To show you how things have changed, the Suns scored 52 points in the paint and didn’t even attempt a three-point shot until the middle of the second period. When you hit 78 percent of your shots, which the Suns did in the first period, it obviously means you have some pretty good shooters. But it also is a sign your offense is producing some pretty good shots. And indeed, the timing and execution, which have been tentative heretofore, was crisp and confident.
Granted, this was only one game, and it would be foolish to jump to the conclusion that what we saw last night is what we’re going to get every game from now on. But the significance of this performance is that it was a dramatic demonstration of how well Coach Terry’s philosophy CAN work, and thus should make it much easier to sell to his troops.
The Suns were already leading the league in field goal accuracy, and although they cooled off after that 78 percent first period (they only hit 70 per cent for the half), they still padded the lead.
Oh, and although they didn’t launch a three in the first 18 minutes, Steve Nash hit two big ones in the last 30 seconds of the first half to push a lead that had dwindled from 19 to 11 back to 15 at intermission. And when they crept within 10 early in the fourth period Boris Diaw hit a three. In all, the Suns hit 6 of their 12 from arc city.
They were just as impressive defensively, totally taking the Pistons out of their rhythm and basically forcing them to shop for shots wherever they could find them, which resulted in 39 percent shooting. Allan Iverson, who for some reason has more trouble scoring against the Suns than he does against any other team, was particularly woeful. In fact, he would have had to improve to reach woeful, hitting only 4 of 17 shots.
And the Suns, who were already without Matt Barnes and Leandro Barbosa, did more than half of this without Shaquille O’Neil, who was ejected on a flagrant two foul while attempting to block a shot. (The officials upheld their call after reviewing the replay, but on my TV it looked like a flagrant one at worst, and there certainly was no sign of malicious intent.)
Shaq departed with 12 points and played a key role in opening up the double digit distance between the teams, and his play thus far continues to be the biggest reason to believe the Suns will most definitely be in the hunt as long as he stays healthy.
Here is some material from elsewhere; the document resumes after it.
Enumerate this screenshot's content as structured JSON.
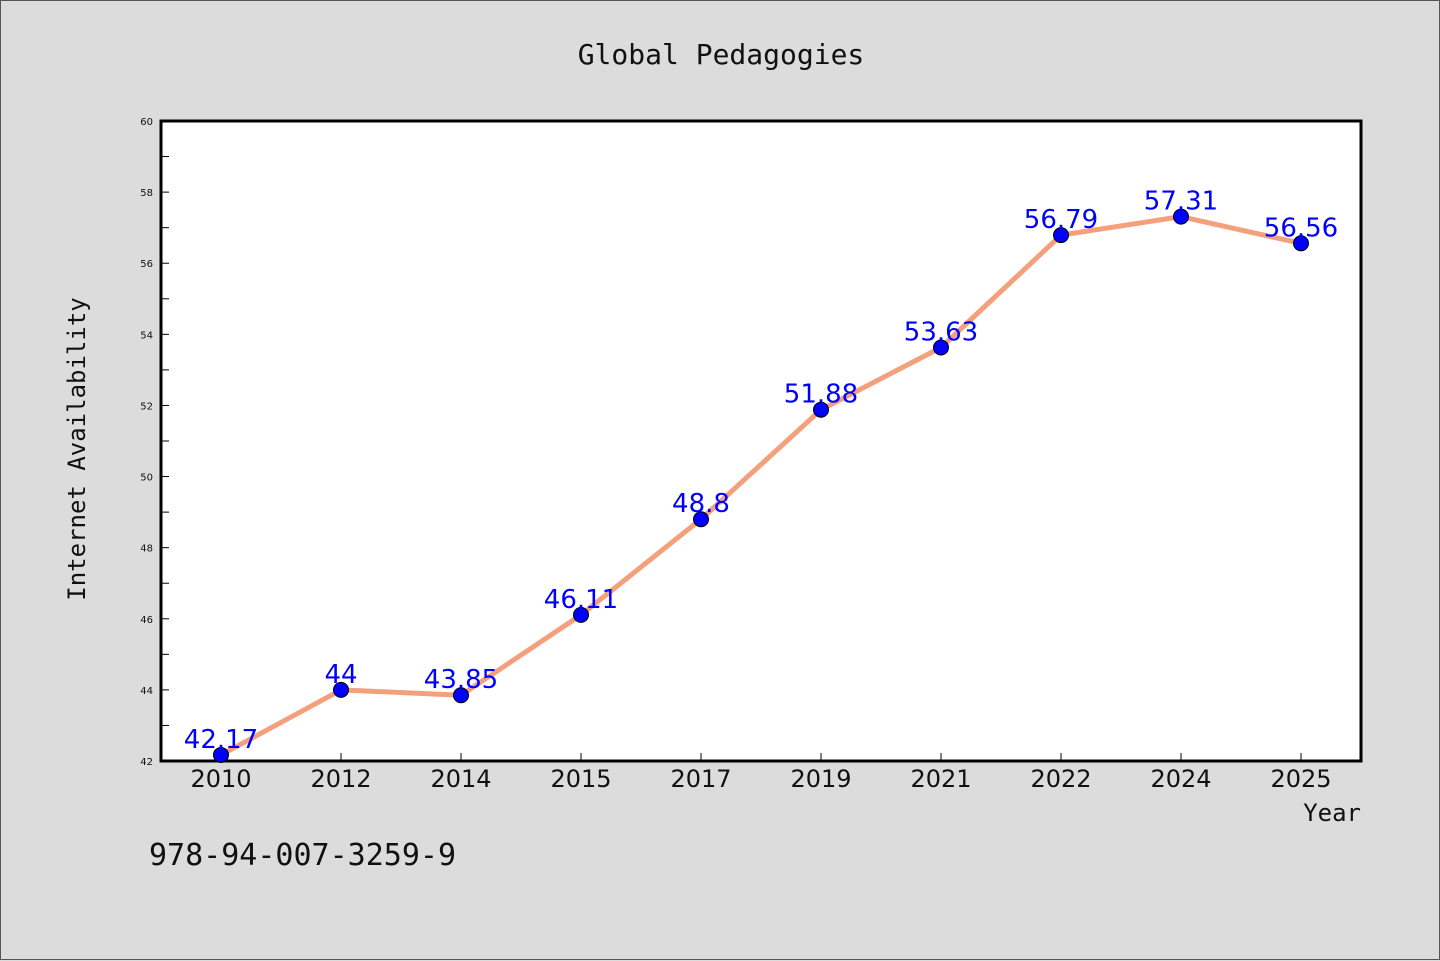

It’s almost like he somehow peeled off 10 pounds and 5 years during the summer. He’s moving better than he has in more than a year, and incredibly seems to have somehow turned back the clock to what he once was – namely a dominating force.
A system more suited to his skills undoubtedly has helped him a lot, but much of his startling resurrection has to be credited to self motivation. The book on Shaq has always been that when he’s motivated and in shape he’s the most powerful force in the game. (That’s the good news in the book on Shaq. The bad news is he hasn’t always been motivated and in shape during his career).
He’s certainly not ALL the way back to where he was in his championship years, and there still have to be concerns about injury issues at his advanced basketball age. But he’s closer to the old Shaq than anybody either in Miami or here ever thought he’d be again. He was brought here as an expensive bit player, and has been re-cast in the lead.
The bottom line: Shaq has to be one of the most surprising and meaningful story lines in the NBA to this point.